Remember the now-famous Antwerp Six, so tagged in 1987? Dries Van Noten, Ann Demeulemeester, Dirk Van Saene, Marina Yee, Walter Van Beirendonck and Dirk Bikkembergs. Whether dark and brooding, deconstructive, minimal or outrageous, the “Twerpers” were noted for their fierce independence. We wanted to look at today’s developing scene a little differently, weighing creative credentials with a designer’s right-brain capacity for delivering the business over the long haul.
Narrowing the list was tough. There are many ambitious design talents out there and some excluded from this final list could one day be household names running billion-dollar enterprises.

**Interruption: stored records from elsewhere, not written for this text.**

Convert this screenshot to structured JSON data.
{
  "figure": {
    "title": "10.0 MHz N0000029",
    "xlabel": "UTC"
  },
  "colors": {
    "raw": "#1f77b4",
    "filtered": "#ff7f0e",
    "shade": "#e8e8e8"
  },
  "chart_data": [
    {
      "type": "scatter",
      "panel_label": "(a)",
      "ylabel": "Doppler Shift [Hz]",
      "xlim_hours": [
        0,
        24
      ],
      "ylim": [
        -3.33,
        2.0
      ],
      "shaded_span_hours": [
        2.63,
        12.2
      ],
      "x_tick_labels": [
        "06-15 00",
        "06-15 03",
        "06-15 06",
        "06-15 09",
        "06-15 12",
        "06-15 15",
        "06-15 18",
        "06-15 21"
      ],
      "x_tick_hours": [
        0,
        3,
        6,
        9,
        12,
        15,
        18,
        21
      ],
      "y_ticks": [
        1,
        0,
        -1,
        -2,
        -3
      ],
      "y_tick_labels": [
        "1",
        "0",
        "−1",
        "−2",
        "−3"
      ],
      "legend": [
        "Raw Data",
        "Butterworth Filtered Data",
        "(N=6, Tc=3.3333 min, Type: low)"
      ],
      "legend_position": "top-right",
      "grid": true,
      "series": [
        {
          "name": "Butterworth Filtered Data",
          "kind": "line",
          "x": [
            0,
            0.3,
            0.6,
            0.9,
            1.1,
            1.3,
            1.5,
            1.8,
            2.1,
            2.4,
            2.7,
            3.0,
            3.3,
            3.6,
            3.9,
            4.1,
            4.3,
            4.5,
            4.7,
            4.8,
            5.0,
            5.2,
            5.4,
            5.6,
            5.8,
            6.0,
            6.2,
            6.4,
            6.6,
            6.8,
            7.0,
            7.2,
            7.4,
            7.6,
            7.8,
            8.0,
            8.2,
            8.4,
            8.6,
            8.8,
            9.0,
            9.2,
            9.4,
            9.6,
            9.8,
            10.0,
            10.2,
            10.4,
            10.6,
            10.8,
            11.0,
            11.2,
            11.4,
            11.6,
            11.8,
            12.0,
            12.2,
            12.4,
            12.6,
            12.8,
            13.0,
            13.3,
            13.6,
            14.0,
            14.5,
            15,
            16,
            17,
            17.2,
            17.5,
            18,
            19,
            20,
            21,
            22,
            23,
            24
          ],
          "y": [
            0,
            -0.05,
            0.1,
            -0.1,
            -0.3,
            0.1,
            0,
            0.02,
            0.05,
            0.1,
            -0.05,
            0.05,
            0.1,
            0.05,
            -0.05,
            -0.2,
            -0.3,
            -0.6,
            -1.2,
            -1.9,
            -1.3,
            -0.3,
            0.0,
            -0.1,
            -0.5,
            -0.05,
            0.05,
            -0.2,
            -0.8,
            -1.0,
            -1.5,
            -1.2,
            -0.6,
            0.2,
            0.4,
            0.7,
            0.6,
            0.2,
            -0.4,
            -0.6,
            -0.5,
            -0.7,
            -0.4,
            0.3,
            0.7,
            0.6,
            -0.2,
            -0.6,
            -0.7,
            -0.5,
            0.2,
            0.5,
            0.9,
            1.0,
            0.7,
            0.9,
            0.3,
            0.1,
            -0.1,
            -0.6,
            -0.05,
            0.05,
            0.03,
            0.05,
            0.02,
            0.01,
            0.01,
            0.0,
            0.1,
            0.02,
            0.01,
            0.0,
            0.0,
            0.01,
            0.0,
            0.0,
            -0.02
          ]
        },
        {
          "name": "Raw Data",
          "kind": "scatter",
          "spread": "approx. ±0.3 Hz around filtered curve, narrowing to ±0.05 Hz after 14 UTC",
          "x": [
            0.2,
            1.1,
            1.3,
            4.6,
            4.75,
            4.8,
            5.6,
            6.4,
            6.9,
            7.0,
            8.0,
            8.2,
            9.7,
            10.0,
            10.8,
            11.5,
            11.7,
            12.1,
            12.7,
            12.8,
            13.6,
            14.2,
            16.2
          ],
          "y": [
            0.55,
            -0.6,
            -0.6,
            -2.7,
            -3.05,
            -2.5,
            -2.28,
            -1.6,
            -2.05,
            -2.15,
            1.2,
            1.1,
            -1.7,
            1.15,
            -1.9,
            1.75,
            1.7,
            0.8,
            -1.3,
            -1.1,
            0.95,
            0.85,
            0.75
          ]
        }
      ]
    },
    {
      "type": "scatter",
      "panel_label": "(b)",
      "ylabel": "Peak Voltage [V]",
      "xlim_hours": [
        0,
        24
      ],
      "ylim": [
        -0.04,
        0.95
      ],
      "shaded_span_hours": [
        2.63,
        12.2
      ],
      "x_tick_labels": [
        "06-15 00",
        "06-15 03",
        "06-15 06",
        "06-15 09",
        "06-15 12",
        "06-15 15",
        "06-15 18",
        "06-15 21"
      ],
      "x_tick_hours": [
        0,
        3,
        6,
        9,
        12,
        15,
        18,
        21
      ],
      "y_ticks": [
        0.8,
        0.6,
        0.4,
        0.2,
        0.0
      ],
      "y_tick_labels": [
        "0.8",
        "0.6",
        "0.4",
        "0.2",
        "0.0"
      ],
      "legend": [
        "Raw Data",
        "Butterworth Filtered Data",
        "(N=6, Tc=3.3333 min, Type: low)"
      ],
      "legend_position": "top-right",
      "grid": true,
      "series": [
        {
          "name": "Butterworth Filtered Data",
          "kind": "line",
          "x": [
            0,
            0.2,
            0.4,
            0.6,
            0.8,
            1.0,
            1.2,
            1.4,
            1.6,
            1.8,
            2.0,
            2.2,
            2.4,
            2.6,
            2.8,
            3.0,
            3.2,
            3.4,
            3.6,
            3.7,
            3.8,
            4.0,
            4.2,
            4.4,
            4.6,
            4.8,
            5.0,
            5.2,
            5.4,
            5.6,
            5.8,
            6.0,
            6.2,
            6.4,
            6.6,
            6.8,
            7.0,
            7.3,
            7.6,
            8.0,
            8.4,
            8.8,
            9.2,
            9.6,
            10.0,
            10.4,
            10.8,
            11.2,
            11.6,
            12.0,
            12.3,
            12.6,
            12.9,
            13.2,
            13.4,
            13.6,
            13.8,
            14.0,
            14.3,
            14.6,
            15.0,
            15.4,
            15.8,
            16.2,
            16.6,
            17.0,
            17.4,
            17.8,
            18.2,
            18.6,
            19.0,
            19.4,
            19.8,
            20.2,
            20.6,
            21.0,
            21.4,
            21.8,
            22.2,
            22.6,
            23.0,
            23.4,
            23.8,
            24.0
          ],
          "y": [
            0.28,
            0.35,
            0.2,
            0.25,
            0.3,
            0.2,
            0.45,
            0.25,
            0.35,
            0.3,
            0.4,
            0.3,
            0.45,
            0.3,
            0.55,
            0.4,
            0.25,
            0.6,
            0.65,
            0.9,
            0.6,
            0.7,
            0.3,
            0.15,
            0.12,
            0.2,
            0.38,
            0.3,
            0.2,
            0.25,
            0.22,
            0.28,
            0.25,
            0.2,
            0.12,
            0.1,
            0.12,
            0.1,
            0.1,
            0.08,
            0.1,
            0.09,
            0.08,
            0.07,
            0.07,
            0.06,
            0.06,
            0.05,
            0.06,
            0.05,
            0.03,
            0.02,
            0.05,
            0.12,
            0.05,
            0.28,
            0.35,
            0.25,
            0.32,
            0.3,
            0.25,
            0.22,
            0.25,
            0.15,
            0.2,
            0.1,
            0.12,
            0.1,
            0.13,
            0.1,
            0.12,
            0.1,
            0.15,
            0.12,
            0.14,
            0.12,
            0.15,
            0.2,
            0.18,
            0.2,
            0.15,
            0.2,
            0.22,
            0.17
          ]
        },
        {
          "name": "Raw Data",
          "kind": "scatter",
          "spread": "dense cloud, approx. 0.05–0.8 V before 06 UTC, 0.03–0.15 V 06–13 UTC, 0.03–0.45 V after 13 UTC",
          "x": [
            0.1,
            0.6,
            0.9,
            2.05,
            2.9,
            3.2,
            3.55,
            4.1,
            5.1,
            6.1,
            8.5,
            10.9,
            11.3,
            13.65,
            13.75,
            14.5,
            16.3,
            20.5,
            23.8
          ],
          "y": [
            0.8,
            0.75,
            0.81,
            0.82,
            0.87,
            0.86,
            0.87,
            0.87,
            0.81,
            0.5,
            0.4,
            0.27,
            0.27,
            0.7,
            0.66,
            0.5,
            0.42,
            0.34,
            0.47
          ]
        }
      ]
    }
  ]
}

With lots of pain, we culled those talents to The WWD Six: Alexander Wang, The Row, Proenza Schouler, J.W. Anderson, Sacai and Christopher Kane. OK, The Row’s Mary-Kate Olsen and Ashley Olsen and Proenza Schoul- er’s Jack McCollough and Lazaro Hernandez technically make it eight designers, but six labels. No apologies.
Each of these designers and brands had wide support from our diverse sample, with Wang the closest thing to a unanimous choice. The biggest surprise was Sacai’s Chitose Abe, whose quiet ways run counter to the nearly clichéd persona of designer-as-celeb. We’re calling her “The Enigma.” A favorite quote in our profile of Abe: “I try to create a balance between stability and betrayal.” Cerebral, yes. And the retailers love it.
Common to this elite group is not only a distinctive aesthetic, but a practical awareness that creativity ultimately serves their businesses.
Also common to The Six for this issue: the arresting photographs by Nigel Parry. Dispatched to three continents over six days, Parry produced beautiful work on the fly, and with nary a peep of complaint. You’ve heard about diva photographers? Parry’s the refreshing yin to that unfortunate yang. His adventure was not unlike that of WWD’s intrepid staff, who shipped this 250-page publication in three days.
Take a deep breath, this is only Week One.